Court official: Portugal won't extradite US fugitive George Wright for 4-decade-old crimes
February 29, 2012 by Barry Hatton Associated Press
CORRECTS DATE - FILE - This arrest photo taken Feb. 15, 1963 and provided by the New Jersey Department of Corrections shows George Wright while in custody for the 1962 murder of a gas station owner in Wall, N.J. Portugal won't extradite American fugitive George Wright to the United States for crimes he committed there four decades ago, after the U.S. ran out of possibilities to appeal the decision to let him stay, a Portuguese court official said Wednesday, Feb. 29, 2012. Portuguese police captured the 68-year-old Wright near the capital, Lisbon, in September, ending his more than 40 years on the lam after escaping from a New Jersey prison. (AP Photo/New Jersey Department of Corrections, File)
LISBON, Portugal - Portugal won't extradite American fugitive George Wright to the United States for crimes he committed there four decades ago, after the U.S. ran out of possibilities to appeal the decision to let him stay, a Portuguese court official said Wednesday.

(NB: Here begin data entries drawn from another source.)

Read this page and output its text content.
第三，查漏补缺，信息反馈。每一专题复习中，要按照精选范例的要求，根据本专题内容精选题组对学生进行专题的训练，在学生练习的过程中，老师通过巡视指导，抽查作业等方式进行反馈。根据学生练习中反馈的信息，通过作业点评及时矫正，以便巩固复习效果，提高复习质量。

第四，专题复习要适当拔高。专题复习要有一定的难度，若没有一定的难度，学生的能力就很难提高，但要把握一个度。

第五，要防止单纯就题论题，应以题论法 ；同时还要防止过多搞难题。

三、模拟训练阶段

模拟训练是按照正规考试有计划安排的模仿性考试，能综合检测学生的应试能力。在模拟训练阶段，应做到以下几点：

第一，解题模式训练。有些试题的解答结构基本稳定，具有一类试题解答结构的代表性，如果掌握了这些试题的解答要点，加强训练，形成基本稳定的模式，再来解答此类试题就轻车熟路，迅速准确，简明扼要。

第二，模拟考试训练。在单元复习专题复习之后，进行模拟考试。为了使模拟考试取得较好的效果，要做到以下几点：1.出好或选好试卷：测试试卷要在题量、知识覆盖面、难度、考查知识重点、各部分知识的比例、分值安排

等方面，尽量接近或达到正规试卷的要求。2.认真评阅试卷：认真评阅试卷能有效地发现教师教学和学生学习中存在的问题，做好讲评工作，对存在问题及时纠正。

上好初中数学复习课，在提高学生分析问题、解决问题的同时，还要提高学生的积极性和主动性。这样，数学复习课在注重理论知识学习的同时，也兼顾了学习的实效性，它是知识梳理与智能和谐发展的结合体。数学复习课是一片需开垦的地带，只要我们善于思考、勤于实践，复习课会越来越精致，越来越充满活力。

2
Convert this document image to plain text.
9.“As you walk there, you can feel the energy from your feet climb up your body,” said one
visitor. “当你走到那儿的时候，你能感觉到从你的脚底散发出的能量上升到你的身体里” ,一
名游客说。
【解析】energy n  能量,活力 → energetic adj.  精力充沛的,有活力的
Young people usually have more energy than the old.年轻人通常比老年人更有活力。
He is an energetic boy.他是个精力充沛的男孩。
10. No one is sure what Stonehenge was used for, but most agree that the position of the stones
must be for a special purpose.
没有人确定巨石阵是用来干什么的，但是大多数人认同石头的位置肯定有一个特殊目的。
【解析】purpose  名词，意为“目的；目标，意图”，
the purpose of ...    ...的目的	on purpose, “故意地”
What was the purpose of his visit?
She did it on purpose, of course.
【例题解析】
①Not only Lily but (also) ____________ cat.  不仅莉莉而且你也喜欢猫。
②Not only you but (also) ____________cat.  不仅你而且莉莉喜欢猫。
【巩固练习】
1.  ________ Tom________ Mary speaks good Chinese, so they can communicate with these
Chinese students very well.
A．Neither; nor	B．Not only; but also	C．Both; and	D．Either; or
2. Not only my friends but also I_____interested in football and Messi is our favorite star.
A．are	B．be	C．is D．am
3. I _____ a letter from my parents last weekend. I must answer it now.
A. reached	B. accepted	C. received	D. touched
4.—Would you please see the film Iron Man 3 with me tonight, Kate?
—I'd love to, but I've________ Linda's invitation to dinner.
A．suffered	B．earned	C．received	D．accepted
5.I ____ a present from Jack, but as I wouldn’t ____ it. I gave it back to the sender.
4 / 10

Portuguese police captured the 68-year-old Wright near the capital, Lisbon, in September, ending his more than 40 years on the lam after escaping from a New Jersey prison.
A Lisbon court in November refused a U.S. request to send Wright back to serve the rest of his 15- to 30-year sentence for the 1962 killing of a gas station attendant during a robbery in New Jersey. A judge ruled that the statute of limitations had expired.
Portugal's Supreme Court twice rejected U.S. appeals of that decision. The United States did not use its last chance of appeal to Portugal's constitutional Court by last week's deadline, senior Judge Luis Maria Vaz das Neves said.
"This case is now closed," Vaz das Neves told The Associated Press by telephone.
"There was only one chance of appeal left — to the constitutional Court — and the (U.S.) lawyers didn't take it," said Vaz das Neves, who has overseen the case.
The case "will be put on a shelf here somewhere," he said from his office.
The U.S. Department of Justice, contacted by email, made no immediate comment.
Vaz das Neves said the U.S. would need to find other grounds for an extradition request, such as a crime committed more recently, to reopen the case.
The U.S. also accuses Wright of being among a group of Black Liberation Army militants that hijacked a plane in 1972 from the U.S. to Algeria.
Vaz das Neves said the Portuguese statute of limitations on that alleged crime had also expired.
Wright's Portuguese lawyer, Manuel Luis Ferreira, said: "I'm happy. Justice has been done."
He told the AP his client would be making no immediate comment. He said Wright is considering offers for a book and film about his life. The lawyer declined to elaborate.
The rulings by the Portuguese courts also accepted that Wright is now a Portuguese citizen. He has lived in Portugal, in a seaside village near Lisbon, since 1993 with his Portuguese wife and two children, and he uses the name Jose Luis Jorge dos Santos. Wright got Portuguese citizenship through his 1991 marriage to a Portuguese woman.
He was captured in Portugal after his U.S. fingerprint matched one in Portugal's database of prints for all citizens.
Wright went to Guinea-Bissau, a former Portuguese colony, after the 1972 hijacking. The West African country, then run by a Marxist government, granted him political asylum in the 1980s, made him a citizen and gave him his new name.
Wright spent seven years in a U.S. prison for murder before escaping in 1970.
His life on the run began when he broke out of Bayside State Prison in Leesburg, N.J., on Aug. 19, 1970, and made his way to Detroit, where he joined the Black Liberation Army. Dressed as a priest, he hijacked a Delta flight to Miami with four others, using handguns they smuggled onto the plane.
After releasing the plane's 86 passengers for $1 million, the hijackers forced it to fly to Boston, then to Algeria, where they sought asylum.
Algeria gave the money and plane back to the U.S., and Wright and his comrades went underground, settling in France. The others were captured and convicted of hijacking in Paris, but radical French sympathizers helped Wright escape.
Wright met his future wife, Maria do Rosario Valente, in Lisbon in 1978.